Des camions effectuant des tests sismiques le long de la route 126 au Nouveau-Brunswick.

Photo : Michèle Brideau/Radio-Canada

Radio-Canada
Prenez note que cet article publié en 2016 pourrait contenir des informations qui ne sont plus à jour.

Un économiste croit que le gouvernement du Nouveau-Brunswick ne peut fermer aucune porte pour relancer la création d'emplois dans la province.

Un texte de Catherine AllardTwitterCourriel

Pierre-Marcel Desjardins, économiste à l'Université de Moncton, estime que le gouvernement doit considérer toutes ses options, y compris le développement de l'industrie du gaz de schiste.

C'est une avenue qui est peut-être moins populaire, mais M. Desjardins croit que la province ne peut plus seulement prendre des décisions qui plaisent à la population, surtout en ce qui concerne la création d'emplois.
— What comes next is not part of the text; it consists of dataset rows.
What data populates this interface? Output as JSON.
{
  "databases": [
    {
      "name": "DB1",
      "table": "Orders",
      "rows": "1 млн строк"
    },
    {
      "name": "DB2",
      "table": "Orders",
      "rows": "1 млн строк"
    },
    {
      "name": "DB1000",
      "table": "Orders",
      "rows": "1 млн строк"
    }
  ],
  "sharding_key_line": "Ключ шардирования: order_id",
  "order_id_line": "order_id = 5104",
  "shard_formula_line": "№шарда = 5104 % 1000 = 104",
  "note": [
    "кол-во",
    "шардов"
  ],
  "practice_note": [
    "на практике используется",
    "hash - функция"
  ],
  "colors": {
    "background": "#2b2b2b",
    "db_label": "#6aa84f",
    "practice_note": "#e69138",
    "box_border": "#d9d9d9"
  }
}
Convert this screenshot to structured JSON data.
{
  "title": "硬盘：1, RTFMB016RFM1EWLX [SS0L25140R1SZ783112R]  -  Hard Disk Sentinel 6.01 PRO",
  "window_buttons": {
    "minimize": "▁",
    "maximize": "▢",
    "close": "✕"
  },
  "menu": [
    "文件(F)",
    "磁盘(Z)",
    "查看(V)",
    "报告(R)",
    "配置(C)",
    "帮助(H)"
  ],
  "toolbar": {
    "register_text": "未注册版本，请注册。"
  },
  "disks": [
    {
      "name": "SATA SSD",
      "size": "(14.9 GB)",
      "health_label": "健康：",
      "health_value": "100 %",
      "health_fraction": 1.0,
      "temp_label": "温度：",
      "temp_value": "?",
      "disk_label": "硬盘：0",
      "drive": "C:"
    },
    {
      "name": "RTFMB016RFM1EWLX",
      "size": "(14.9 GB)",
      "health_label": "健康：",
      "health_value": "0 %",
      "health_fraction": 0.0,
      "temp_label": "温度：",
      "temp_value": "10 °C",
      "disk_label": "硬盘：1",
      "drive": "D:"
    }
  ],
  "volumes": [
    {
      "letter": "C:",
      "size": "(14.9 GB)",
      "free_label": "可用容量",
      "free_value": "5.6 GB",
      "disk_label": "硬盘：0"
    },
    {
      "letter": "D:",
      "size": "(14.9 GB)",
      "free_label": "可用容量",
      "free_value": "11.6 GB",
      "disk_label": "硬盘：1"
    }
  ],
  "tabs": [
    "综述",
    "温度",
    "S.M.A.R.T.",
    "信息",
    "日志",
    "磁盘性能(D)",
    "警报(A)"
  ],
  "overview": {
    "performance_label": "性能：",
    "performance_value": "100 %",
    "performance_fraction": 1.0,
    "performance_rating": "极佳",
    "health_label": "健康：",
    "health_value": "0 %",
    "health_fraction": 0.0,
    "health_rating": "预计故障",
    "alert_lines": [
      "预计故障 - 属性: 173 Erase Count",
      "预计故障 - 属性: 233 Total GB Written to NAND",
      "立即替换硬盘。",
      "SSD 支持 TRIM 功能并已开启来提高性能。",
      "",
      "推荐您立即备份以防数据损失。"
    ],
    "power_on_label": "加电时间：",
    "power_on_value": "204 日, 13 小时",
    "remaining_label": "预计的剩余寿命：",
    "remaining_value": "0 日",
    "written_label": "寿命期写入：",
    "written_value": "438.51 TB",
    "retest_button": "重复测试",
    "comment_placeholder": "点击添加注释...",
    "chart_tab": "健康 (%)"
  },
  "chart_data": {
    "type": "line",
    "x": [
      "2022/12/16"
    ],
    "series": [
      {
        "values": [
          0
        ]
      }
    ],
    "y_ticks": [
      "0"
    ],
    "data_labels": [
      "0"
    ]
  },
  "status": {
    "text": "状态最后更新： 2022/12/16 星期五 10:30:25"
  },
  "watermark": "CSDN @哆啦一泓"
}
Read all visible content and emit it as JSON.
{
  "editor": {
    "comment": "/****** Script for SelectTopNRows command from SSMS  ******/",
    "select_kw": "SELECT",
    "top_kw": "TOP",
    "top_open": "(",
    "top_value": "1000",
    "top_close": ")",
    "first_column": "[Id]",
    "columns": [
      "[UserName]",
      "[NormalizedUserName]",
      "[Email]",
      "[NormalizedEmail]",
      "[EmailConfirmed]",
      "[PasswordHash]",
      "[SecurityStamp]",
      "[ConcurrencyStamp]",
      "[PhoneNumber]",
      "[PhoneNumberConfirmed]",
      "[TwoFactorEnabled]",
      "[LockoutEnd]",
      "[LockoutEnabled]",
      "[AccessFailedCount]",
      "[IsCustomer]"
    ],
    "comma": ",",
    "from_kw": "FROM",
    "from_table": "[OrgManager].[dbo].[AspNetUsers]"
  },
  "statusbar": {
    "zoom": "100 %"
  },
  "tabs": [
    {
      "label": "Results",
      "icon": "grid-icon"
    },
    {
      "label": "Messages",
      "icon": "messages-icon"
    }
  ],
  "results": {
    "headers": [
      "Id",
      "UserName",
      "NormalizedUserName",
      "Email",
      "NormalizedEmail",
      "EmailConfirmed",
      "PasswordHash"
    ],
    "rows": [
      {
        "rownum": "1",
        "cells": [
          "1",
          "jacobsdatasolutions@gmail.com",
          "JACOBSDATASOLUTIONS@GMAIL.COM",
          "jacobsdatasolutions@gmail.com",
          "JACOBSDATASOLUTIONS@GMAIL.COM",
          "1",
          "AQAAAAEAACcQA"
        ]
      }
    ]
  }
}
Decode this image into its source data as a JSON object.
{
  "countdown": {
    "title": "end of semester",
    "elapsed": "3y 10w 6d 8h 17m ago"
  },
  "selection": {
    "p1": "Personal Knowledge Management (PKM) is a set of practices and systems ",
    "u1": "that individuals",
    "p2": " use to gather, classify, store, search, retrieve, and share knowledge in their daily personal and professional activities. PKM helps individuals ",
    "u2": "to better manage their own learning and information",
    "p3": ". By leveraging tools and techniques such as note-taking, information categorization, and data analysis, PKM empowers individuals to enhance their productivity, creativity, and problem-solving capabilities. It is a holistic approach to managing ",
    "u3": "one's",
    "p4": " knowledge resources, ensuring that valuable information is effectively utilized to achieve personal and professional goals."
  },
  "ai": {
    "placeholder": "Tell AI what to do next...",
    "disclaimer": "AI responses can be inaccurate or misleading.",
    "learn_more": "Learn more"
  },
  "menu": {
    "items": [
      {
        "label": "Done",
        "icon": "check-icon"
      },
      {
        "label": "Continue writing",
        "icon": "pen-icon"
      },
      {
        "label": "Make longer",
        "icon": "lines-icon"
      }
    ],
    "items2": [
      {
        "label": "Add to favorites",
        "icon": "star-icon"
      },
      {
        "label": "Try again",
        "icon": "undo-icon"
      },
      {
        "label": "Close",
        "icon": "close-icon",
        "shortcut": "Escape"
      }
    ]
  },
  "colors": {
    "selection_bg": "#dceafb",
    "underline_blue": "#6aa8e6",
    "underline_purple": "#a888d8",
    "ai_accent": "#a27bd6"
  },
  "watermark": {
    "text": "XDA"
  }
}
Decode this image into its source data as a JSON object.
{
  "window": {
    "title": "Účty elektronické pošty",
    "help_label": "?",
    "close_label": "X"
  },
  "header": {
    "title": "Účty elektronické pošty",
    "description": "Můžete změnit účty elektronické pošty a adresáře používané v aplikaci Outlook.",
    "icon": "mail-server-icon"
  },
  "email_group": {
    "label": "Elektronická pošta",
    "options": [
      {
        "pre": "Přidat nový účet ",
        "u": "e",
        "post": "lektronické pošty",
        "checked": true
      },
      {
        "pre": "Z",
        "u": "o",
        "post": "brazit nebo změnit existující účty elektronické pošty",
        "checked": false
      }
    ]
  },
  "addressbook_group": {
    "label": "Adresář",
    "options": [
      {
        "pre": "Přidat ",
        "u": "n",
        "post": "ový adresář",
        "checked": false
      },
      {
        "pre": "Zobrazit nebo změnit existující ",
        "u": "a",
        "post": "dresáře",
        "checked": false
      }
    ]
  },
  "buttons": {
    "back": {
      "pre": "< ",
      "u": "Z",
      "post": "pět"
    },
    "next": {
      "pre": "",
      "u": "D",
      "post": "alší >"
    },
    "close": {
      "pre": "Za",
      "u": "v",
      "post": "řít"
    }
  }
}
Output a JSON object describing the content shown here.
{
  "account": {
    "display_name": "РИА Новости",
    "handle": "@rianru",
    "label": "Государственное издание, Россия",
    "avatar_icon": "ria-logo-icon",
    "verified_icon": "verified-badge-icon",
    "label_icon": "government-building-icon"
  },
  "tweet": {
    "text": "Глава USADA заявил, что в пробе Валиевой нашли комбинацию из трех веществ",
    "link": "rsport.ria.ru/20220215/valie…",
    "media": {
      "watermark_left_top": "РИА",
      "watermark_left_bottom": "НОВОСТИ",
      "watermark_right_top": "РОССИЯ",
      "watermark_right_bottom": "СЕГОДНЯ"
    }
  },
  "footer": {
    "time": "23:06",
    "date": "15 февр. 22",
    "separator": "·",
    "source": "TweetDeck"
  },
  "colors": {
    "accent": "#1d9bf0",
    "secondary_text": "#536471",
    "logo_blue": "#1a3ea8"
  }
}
Le premier ministre Brian Gallant avait promis la création d'au moins 10 000 emplois pendant son mandat, mais la province se dirige plutôt vers une perte de 3500 emplois.

Selon Pierre-Marcel Desjardins, le gouvernement doit adopter une approche diversifiée et miser sur les petites et moyennes entreprises. C'est une partie de la solution, mais il ne faut pas non plus négliger le gaz de schiste.

C'est un secteur qui pourrait créer des centaines, voire des quelques milliers d'emplois, et à l'heure actuelle avec la situation de l'emploi, on ne peut pas tout simplement lui tourner le dos. Je laisserai aux scientifiques, aux biologistes, aux hydrologues le soin de voir les questions environnementales, mais je pense que ça doit être débattu. C'est une opportunité qui existe ici et on doit absolument la considérer.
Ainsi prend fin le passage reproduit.